It may not be a month since he assumed charge as the chairman and managing director of Dena Bank. But Ashwani Kumar, a veteran in the banking industry, is clear about the objectives, challenges and problem areas faced by the bank. In an interview with Megha Mandavia and Parnika Sokhi, he says an 18-19% credit growth is still within reach. Edited excerpts:
What are your top three objectives for the bank?
The priority would be to make the bank a technology leader, improve customer experience at the branch level and increase focus on CASA (current accounts and savings accounts) on the liability side and retail and SME lending on the asset side.
How do you plan to improve CASA?
I have asked branch managers to comb 200 metres around the bank branch for potential customers even if these are small businesses. We are also waiving off the fee on not maintaining minimum balance in inoperative savings accounts to reactivate them. About 12% of the inoperative accounts turned operative in the past two months. We are working on some new savings account and current account products to shore up CASA.
Bulk deposits are still higher than the government mandate of 15%...
It’s about 19% right now. It won’t be difficult to bring it down to 15% by the end of March 2013. We will have to shed about Rs3,000 crore to cut dependency on bulk deposits. Ultimately, it might be lesser in case other deposits pick up. We expect deposits to grow at 20-21% this financial year.
How much do you plan to grow in the gold loan portfolio?
We started offering gold loans in April this financial year. It’s at Rs50 crore as of now and we are hopeful of reaching Rs100-150 crore by the end of March 2013.
Would you continue to be selective in corporate lending?

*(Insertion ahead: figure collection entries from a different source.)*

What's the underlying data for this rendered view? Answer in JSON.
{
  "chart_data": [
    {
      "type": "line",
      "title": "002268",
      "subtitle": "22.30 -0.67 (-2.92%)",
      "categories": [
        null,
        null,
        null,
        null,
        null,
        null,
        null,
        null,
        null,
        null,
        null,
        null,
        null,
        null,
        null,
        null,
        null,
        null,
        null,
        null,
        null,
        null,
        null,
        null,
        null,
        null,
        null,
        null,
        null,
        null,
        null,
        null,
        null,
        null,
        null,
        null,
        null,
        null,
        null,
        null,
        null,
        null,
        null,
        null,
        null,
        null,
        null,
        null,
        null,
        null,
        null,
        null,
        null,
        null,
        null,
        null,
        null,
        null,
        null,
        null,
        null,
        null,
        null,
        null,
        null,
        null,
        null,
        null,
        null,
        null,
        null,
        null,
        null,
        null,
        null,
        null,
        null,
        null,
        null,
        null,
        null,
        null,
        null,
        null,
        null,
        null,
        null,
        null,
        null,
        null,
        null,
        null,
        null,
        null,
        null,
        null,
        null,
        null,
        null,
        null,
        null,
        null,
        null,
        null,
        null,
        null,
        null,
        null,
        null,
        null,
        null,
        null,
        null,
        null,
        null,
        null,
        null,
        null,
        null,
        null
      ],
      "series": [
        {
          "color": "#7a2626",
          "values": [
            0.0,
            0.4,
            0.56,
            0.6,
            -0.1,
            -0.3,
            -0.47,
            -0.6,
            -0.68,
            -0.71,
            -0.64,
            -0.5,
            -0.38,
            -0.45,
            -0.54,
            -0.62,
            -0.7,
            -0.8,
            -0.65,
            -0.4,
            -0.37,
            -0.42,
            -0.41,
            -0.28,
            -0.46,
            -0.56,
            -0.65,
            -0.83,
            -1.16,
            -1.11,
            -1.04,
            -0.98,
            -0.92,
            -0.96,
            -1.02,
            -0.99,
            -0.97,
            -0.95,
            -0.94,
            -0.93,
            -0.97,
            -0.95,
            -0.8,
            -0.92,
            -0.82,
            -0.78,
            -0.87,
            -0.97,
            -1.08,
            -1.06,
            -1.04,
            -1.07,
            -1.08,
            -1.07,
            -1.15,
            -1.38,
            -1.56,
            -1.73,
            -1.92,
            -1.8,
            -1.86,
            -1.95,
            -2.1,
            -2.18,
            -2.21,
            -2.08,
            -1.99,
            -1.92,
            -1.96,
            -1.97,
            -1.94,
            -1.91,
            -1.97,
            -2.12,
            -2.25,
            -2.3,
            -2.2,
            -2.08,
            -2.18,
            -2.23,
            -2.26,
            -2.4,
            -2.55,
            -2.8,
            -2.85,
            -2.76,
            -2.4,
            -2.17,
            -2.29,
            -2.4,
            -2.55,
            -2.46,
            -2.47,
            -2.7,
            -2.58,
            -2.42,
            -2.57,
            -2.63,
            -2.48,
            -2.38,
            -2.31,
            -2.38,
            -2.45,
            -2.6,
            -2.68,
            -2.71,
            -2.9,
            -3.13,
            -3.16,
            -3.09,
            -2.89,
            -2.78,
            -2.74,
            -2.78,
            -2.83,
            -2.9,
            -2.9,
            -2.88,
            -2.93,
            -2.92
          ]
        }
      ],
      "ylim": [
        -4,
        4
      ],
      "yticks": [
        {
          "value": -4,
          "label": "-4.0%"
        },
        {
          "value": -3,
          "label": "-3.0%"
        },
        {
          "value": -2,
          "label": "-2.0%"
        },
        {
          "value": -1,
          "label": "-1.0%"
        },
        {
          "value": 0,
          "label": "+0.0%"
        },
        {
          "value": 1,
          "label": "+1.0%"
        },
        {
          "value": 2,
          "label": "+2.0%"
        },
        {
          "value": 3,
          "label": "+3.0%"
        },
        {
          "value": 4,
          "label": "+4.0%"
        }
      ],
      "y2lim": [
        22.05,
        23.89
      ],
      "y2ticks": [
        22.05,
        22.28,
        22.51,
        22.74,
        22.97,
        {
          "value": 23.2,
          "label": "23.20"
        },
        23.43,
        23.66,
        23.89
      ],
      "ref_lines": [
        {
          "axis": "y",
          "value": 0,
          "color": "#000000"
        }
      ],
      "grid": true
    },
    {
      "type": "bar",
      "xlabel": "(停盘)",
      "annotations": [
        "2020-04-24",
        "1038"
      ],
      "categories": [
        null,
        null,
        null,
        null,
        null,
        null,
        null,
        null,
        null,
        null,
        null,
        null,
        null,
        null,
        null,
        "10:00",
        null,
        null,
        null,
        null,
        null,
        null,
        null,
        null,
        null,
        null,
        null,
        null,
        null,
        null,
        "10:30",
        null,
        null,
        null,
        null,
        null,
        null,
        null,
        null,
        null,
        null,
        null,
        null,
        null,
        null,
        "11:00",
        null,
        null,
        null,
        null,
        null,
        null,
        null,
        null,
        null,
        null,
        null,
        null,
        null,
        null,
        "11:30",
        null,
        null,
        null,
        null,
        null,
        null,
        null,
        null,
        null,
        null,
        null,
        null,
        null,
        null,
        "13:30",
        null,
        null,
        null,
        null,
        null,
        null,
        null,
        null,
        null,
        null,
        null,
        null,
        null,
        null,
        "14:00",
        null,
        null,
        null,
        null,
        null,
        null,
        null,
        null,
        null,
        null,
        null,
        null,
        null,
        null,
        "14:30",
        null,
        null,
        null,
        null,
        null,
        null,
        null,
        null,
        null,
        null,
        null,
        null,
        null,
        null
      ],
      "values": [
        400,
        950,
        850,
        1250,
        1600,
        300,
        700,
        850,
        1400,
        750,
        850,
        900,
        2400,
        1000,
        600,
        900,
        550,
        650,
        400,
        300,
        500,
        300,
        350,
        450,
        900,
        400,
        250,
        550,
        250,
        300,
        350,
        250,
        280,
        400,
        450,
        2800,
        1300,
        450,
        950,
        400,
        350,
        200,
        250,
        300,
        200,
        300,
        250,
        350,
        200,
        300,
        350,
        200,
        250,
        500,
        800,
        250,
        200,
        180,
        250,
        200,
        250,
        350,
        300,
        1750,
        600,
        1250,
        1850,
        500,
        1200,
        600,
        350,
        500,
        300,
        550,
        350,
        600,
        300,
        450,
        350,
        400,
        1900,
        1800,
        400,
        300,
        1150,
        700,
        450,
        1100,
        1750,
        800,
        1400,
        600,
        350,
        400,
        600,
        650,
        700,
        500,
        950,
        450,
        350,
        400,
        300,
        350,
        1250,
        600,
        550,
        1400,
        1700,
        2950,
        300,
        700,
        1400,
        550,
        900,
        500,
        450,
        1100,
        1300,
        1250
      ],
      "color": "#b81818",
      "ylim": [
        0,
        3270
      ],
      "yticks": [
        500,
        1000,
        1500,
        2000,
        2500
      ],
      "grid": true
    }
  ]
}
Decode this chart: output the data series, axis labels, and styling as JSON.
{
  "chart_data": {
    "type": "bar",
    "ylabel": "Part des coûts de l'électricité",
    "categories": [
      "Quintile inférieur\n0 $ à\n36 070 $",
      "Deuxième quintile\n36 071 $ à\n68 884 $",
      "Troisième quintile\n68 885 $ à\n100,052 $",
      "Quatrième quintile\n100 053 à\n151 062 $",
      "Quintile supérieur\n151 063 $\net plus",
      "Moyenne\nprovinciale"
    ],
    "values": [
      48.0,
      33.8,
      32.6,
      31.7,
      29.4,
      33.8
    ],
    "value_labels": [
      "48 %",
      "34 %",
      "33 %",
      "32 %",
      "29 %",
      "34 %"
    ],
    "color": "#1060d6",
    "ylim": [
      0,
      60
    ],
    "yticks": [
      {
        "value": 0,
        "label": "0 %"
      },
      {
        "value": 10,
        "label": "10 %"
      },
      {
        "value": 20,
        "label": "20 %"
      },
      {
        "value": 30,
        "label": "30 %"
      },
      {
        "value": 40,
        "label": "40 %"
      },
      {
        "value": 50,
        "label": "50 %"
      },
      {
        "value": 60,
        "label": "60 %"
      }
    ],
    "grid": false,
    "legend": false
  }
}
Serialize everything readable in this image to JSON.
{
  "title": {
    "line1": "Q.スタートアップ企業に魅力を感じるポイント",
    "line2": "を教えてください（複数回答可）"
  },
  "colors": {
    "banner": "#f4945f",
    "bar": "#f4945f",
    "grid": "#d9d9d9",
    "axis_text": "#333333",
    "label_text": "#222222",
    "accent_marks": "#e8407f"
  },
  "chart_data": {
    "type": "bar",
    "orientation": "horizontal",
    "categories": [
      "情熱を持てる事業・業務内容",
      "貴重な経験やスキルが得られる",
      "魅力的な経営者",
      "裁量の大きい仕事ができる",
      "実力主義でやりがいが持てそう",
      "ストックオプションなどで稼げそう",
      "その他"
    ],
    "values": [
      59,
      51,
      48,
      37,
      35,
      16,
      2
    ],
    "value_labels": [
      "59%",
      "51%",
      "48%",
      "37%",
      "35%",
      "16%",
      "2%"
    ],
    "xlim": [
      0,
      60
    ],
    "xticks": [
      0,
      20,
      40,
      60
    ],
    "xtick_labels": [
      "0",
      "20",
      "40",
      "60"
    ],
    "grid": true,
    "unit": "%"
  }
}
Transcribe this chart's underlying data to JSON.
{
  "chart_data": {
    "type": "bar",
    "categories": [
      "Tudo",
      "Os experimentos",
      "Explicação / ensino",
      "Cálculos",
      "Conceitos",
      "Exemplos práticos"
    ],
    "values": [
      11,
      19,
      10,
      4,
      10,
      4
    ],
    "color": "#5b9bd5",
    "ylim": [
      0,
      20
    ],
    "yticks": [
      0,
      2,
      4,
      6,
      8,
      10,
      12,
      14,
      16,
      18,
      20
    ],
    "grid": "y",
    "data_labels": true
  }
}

We were selective because of the slowdown in the economy. Now, with the business environment improving, we will be slightly more aggressive. We may also look at lending towards power sector once the issues in the sector are resolved. We had reduced exposure to infrastructure from 26% to 19% and going forward, we would like to maintain it at same level. We aim to close the year with 18-19% credit growth.
Would the bank be able to achieve priority sector lending target this year?
We are at 30% right now. By the end of current financial year, we should be able to reach 35% as against the regulatory mandate of 40%.